# used goof-off to clean vinyl floors.. now patchy



## jaredmb05 (Jun 3, 2013)

I have very dirty vinyl floors that no house hold cleaner could get clean. Well I found goof off and used that to clean my floors and it looked great at first but now that everythings dried, it looks patchy.

What happened?

Do I just need to remove the wax and re wax them?

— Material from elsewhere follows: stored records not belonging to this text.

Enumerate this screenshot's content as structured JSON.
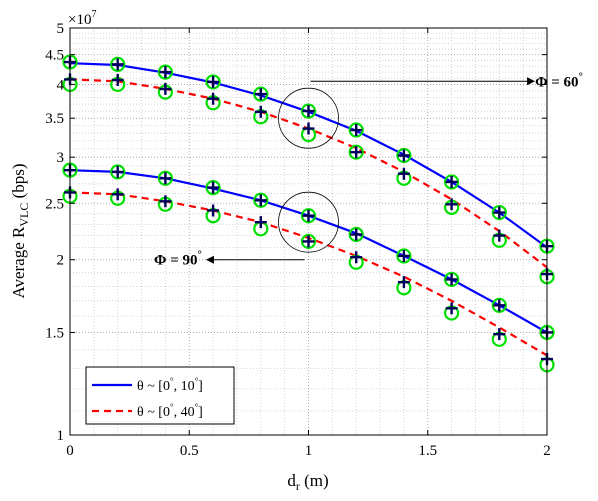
{
  "chart_data": {
    "type": "line",
    "xlabel_main": "d",
    "xlabel_sub": "r",
    "xlabel_unit": " (m)",
    "ylabel_main": "Average R",
    "ylabel_sub": "VLC",
    "ylabel_unit": " (bps)",
    "y_exponent_base": "×10",
    "y_exponent_power": "7",
    "y_scale": "log",
    "xlim": [
      0,
      2
    ],
    "ylim": [
      1,
      5
    ],
    "x_ticks": [
      "0",
      "0.5",
      "1",
      "1.5",
      "2"
    ],
    "y_ticks": [
      {
        "value": 1,
        "label": "1"
      },
      {
        "value": 1.5,
        "label": "1.5"
      },
      {
        "value": 2,
        "label": "2"
      },
      {
        "value": 2.5,
        "label": "2.5"
      },
      {
        "value": 3,
        "label": "3"
      },
      {
        "value": 3.5,
        "label": "3.5"
      },
      {
        "value": 4,
        "label": "4"
      },
      {
        "value": 4.5,
        "label": "4.5"
      },
      {
        "value": 5,
        "label": "5"
      }
    ],
    "grid": true,
    "x": [
      0,
      0.2,
      0.4,
      0.6,
      0.8,
      1.0,
      1.2,
      1.4,
      1.6,
      1.8,
      2.0
    ],
    "series": [
      {
        "group": "Φ = 60°",
        "style": "solid",
        "color": "#0000ff",
        "line": [
          4.35,
          4.32,
          4.19,
          4.03,
          3.83,
          3.59,
          3.33,
          3.03,
          2.72,
          2.41,
          2.1
        ],
        "cross": [
          4.37,
          4.33,
          4.2,
          4.04,
          3.85,
          3.6,
          3.34,
          3.02,
          2.72,
          2.41,
          2.11
        ],
        "circle": [
          4.37,
          4.33,
          4.2,
          4.04,
          3.85,
          3.6,
          3.34,
          3.02,
          2.72,
          2.41,
          2.11
        ]
      },
      {
        "group": "Φ = 60°",
        "style": "dashed",
        "color": "#ff0000",
        "line": [
          4.08,
          4.05,
          3.93,
          3.78,
          3.59,
          3.36,
          3.11,
          2.83,
          2.54,
          2.24,
          1.94
        ],
        "cross": [
          4.08,
          4.07,
          3.93,
          3.78,
          3.59,
          3.36,
          3.06,
          2.81,
          2.49,
          2.2,
          1.89
        ],
        "circle": [
          4.0,
          4.0,
          3.88,
          3.72,
          3.52,
          3.28,
          3.06,
          2.76,
          2.46,
          2.16,
          1.87
        ]
      },
      {
        "group": "Φ = 90°",
        "style": "solid",
        "color": "#0000ff",
        "line": [
          2.85,
          2.83,
          2.76,
          2.65,
          2.53,
          2.38,
          2.22,
          2.03,
          1.85,
          1.67,
          1.5
        ],
        "cross": [
          2.85,
          2.83,
          2.76,
          2.66,
          2.53,
          2.38,
          2.21,
          2.03,
          1.85,
          1.67,
          1.5
        ],
        "circle": [
          2.85,
          2.83,
          2.76,
          2.66,
          2.53,
          2.38,
          2.21,
          2.03,
          1.85,
          1.67,
          1.5
        ]
      },
      {
        "group": "Φ = 90°",
        "style": "dashed",
        "color": "#ff0000",
        "line": [
          2.61,
          2.59,
          2.52,
          2.43,
          2.32,
          2.18,
          2.03,
          1.87,
          1.7,
          1.53,
          1.37
        ],
        "cross": [
          2.61,
          2.59,
          2.52,
          2.43,
          2.32,
          2.15,
          2.02,
          1.83,
          1.65,
          1.49,
          1.35
        ],
        "circle": [
          2.57,
          2.55,
          2.49,
          2.38,
          2.26,
          2.15,
          1.98,
          1.79,
          1.62,
          1.46,
          1.32
        ]
      }
    ],
    "annotations": [
      {
        "name": "phi60",
        "main": "Φ = 60",
        "deg": "°",
        "circle_at": [
          1.0,
          3.5
        ],
        "arrow_to": [
          1.95,
          4.05
        ],
        "arrow_dir": "right"
      },
      {
        "name": "phi90",
        "main": "Φ = 90",
        "deg": "°",
        "circle_at": [
          1.0,
          2.32
        ],
        "arrow_to": [
          0.57,
          2.0
        ],
        "arrow_dir": "left"
      }
    ],
    "legend": {
      "position": "bottom-left",
      "entries": [
        {
          "prefix": "θ ~ [0",
          "mid": ", 10",
          "suffix": "]",
          "deg": "°",
          "style": "solid",
          "color": "#0000ff"
        },
        {
          "prefix": "θ ~ [0",
          "mid": ", 40",
          "suffix": "]",
          "deg": "°",
          "style": "dashed",
          "color": "#ff0000"
        }
      ]
    },
    "markers": {
      "cross_color": "#00005a",
      "circle_color": "#00e000"
    }
  }
}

Is there anyway I can fix this??


----------



## nealtw (Jun 3, 2013)

Looks more like lino tile, but I think the wax removel would be a good bet and welcome to the site.


----------



## Rusty (Jun 3, 2013)

If it is a no wax floor and most of them are, you probably ruined it.


----------



## WindowsonWashington (Jun 4, 2013)

Goof Off is harsh stuff.

See if it is just residue or if you stripped the finish off.  If you did strip the finish, you can try buffing with a scotchbrite pad and light pressure.


----------



## nealtw (Jun 4, 2013)

I think it is lino tile, if it is, it is forgiving. This is from the site below.
Burn Resistant

These reincarnated linoleum floors resist burning. If your entire house was on fire the floor would go up, too, but the floors don't melt at high heat under normal circumstances. This means that a cigarette, glue gun, curling iron or hot grease dopped on the floor will not create the need for a whole new floor. It means you will need to pick up or clean up what you dropped. If there is a slight mark it can be buffed out. The color goes all the way through the floor so any deeper damage that does happen can be easily sanded out.

http://maryeaudet.hubpages.com/hub/Marmoleum-FlooringThe-New-Linoleum


----------